# Preprocessing Guide

Endgame's preprocessing module is built on Polars internally, but accepts pandas DataFrames, numpy arrays, and Polars DataFrames as input. All transformers follow the scikit-learn `fit`/`transform` API and are compatible with sklearn `Pipeline`. Output format mirrors the input format by default (`output_format='auto'`).

```python
import endgame as eg
import numpy as np
import pandas as pd
from endgame.preprocessing import SafeTargetEncoder, AutoBalancer
```

---

## Encoding

Categorical encoding transforms string or integer category columns into numeric representations that models can consume.
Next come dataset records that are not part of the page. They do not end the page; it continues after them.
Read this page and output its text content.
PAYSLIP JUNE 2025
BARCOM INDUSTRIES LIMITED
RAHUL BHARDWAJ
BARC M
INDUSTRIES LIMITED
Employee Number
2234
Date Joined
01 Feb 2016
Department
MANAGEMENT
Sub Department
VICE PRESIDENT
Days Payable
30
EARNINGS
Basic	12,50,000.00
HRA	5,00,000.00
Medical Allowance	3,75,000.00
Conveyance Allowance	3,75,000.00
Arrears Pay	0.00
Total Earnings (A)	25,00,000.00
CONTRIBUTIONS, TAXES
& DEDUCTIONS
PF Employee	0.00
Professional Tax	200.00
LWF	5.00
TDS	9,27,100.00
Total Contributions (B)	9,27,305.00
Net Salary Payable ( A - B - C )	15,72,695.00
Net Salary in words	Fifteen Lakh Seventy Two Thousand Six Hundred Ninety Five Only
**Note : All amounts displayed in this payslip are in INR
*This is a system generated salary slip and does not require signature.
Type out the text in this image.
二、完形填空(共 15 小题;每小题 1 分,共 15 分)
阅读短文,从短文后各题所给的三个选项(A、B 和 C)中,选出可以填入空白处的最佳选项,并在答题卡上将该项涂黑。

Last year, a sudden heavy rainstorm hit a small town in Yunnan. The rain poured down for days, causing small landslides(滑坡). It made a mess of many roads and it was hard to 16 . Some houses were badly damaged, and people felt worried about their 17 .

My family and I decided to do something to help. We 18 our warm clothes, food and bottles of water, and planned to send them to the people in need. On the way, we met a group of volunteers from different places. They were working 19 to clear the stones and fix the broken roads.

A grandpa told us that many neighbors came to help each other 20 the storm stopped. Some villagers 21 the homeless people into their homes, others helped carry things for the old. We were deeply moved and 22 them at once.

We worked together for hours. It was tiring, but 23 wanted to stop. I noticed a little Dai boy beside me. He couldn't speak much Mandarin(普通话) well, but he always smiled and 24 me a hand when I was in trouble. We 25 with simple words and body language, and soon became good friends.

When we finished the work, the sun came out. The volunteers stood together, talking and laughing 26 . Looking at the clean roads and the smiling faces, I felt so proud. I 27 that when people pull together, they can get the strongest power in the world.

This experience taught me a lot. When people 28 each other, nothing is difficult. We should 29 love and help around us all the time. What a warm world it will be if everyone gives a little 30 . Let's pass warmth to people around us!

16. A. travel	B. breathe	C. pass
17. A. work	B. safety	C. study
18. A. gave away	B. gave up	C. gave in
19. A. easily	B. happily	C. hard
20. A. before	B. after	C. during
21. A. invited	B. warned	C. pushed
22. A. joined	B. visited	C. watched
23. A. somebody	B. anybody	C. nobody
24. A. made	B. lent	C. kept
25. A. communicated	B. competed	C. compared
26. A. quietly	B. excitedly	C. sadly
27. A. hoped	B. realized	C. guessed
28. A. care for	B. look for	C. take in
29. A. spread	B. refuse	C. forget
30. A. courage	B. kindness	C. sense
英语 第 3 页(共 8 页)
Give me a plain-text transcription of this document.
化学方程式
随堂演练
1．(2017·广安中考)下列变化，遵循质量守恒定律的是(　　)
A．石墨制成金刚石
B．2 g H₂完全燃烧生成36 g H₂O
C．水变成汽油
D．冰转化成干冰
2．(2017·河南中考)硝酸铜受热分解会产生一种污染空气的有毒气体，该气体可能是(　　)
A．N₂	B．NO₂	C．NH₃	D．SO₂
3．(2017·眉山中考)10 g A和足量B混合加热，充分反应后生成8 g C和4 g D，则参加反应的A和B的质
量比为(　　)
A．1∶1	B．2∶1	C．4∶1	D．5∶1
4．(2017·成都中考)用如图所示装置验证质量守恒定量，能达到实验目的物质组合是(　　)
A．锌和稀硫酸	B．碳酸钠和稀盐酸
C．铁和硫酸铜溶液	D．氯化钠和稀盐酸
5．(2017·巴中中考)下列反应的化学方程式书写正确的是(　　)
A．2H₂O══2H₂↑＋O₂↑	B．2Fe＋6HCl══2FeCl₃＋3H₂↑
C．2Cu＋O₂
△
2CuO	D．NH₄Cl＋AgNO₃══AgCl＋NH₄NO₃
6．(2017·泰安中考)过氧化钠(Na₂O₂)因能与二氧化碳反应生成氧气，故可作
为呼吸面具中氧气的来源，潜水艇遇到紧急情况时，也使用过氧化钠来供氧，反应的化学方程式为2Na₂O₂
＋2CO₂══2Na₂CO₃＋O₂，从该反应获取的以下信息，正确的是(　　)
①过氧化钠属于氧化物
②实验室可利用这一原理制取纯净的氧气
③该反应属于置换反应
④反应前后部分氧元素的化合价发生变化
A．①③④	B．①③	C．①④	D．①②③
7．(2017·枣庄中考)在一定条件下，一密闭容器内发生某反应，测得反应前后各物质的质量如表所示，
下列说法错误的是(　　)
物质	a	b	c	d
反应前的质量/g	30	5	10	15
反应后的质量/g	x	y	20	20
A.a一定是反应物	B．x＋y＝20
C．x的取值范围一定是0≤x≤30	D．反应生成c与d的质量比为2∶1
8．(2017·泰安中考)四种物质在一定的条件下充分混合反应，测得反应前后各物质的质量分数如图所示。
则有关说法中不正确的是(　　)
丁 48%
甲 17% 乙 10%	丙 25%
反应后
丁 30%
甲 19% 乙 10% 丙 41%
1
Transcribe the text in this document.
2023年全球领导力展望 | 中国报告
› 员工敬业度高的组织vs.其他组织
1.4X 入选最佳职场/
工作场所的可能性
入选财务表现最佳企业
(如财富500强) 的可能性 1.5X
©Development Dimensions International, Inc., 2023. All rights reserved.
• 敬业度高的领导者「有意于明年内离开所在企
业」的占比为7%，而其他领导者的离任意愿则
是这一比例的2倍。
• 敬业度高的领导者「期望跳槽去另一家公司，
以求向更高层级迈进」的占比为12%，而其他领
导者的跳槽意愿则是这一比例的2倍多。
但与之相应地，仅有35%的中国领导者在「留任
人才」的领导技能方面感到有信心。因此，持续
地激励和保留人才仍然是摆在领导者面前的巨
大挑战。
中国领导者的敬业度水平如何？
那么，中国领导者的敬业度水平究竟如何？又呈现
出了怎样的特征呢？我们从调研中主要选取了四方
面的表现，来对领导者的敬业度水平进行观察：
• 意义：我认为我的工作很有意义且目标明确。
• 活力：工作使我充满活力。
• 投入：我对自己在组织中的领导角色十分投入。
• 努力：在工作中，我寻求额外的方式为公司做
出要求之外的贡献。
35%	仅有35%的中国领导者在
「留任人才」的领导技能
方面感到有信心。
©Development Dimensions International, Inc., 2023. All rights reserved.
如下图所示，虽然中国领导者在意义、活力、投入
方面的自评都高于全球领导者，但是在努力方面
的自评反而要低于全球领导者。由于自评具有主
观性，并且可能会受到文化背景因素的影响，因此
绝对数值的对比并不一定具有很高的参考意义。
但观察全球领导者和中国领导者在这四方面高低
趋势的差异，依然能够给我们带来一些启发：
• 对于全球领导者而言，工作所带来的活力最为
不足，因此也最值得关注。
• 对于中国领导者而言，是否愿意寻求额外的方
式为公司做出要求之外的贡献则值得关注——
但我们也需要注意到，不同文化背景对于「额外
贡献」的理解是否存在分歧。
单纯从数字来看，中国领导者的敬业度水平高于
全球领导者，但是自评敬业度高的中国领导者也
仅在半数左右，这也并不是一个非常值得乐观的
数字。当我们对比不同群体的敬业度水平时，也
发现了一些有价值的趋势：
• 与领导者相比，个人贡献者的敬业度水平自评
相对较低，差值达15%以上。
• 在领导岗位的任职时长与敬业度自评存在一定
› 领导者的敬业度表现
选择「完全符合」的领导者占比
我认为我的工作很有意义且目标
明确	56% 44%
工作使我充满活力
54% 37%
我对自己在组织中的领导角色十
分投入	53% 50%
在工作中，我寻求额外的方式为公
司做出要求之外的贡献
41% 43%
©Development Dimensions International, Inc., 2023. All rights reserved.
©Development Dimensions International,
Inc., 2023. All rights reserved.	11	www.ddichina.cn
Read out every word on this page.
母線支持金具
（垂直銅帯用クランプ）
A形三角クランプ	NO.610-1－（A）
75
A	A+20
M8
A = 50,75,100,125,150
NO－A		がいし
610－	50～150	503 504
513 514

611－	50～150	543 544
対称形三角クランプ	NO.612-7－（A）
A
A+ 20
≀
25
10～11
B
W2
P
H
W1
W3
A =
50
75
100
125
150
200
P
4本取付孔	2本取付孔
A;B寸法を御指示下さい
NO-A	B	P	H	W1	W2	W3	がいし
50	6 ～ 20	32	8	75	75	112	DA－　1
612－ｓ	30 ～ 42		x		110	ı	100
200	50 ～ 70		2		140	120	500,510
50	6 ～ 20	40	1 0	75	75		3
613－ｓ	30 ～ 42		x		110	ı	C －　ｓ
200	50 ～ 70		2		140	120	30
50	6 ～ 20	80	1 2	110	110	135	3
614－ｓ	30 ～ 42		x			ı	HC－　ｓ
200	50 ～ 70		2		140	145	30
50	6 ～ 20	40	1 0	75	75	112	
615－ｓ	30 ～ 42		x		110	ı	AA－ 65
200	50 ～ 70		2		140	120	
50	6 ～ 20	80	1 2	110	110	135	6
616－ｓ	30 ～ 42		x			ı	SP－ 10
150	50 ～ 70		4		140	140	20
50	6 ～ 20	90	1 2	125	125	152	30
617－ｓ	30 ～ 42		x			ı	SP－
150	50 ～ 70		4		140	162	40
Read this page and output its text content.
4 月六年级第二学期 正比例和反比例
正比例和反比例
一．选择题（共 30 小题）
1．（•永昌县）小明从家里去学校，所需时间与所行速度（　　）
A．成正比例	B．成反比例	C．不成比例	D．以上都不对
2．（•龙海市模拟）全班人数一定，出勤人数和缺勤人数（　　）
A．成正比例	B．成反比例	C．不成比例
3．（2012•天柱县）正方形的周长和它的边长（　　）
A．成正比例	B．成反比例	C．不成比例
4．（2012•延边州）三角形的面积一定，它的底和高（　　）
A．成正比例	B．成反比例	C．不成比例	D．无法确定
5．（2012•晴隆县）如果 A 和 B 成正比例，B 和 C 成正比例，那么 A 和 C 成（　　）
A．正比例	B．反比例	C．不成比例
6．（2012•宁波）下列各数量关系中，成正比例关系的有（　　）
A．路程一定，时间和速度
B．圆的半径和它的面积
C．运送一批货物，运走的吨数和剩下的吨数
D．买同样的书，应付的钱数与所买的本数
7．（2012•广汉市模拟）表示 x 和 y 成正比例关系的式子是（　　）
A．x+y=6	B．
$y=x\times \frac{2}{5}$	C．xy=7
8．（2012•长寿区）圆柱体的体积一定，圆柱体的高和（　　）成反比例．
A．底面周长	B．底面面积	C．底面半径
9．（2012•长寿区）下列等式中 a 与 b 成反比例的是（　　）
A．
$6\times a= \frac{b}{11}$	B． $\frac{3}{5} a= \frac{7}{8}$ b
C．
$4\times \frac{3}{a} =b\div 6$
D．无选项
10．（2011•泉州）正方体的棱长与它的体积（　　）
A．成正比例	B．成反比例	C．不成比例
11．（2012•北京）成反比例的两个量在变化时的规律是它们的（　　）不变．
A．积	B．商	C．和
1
Endgame provides four encoders covering the most common competition and production patterns.

### SafeTargetEncoder

Target encoding replaces each category with the mean target value for that category. The naive version leaks target information during training — `SafeTargetEncoder` prevents this via inner-fold cross-validation: each training sample's encoding is computed from the other folds only. An M-estimate smoothing term regularizes rare categories toward the global mean.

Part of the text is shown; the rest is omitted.